PET generally shows strong accumulation of FDG in both the brain, which consumes more glucose, and the urinary tract, where FDG is metabolized, even in healthy persons. Furthermore, inflammation also shows FDG accumulation but never reaches an SUVmax level of 19. Image evaluation mentioned above, therefore, leads us to the judgment that the internal high-echo areas cannot be formed by malignant lymphomas. In fact, pathological study clarified that the excised lymph node had many tubular structures capable of generating ultrasound wave backscattering [7,8], and scattered minimal adipocyte clusters only in very limited areas. Diagnostic physicians, therefore, should not immediately perform an excisional biopsy, but instead perform a core needle biopsy of the target lesion when observing image findings like those in this case to avoid unnecessary harm to the patients.
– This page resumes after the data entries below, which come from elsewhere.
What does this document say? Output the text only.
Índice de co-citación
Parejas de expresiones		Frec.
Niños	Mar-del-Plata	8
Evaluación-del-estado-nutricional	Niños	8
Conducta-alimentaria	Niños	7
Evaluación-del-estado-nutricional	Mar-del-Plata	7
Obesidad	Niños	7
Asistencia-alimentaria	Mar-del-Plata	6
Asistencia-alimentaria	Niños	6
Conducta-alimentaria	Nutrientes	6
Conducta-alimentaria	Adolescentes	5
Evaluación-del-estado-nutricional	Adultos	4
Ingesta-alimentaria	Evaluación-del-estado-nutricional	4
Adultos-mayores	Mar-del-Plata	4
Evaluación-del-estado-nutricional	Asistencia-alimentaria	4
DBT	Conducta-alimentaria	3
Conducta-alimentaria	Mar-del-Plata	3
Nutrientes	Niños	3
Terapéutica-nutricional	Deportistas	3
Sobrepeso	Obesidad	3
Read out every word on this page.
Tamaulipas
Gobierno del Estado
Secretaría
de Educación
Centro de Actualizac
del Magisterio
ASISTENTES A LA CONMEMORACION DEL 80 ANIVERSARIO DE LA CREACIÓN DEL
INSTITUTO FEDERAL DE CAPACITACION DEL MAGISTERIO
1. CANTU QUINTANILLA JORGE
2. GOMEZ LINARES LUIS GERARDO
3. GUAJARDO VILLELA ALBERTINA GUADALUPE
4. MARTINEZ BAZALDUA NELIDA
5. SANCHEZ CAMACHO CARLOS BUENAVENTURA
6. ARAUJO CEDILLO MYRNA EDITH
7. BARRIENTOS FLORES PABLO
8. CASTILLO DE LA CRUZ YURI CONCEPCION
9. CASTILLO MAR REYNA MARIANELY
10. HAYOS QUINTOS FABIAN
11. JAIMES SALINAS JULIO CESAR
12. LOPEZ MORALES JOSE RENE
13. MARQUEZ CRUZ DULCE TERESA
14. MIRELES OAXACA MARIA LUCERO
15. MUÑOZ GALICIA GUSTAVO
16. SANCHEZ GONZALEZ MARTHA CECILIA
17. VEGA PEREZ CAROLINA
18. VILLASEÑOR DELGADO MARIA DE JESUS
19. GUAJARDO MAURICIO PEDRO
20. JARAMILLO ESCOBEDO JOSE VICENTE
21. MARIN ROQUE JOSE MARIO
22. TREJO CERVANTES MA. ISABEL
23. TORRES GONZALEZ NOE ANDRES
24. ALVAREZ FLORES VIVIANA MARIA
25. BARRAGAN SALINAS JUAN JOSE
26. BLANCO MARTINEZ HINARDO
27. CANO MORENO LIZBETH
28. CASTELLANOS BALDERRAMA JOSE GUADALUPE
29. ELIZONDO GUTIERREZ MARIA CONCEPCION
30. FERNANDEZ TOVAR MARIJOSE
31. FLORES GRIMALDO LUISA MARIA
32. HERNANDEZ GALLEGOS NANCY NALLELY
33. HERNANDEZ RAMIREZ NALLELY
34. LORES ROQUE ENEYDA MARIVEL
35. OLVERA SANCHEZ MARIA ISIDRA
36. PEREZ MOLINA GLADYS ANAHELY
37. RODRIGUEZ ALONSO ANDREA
In addition, it is very important for diagnostic physicians to be familiar with the basic mechanisms of ultrasound image formation to accurately predict the pathological findings of the internal high echoes [13].
Conclusions
High SUVmax values can strongly suggest tumor aggressiveness and generally lead to very low internal-echo formation in malignant lymphomas. Therefore, tumors with high SUVmax values and high internal echoes are exceptional in malignant lymphomas. Diagnostic physicians should not perform an immediate excisional biopsy, but rather perform a core needle biopsy of the target lesion when these image findings are present, to avoid unnecessary harm to the patients.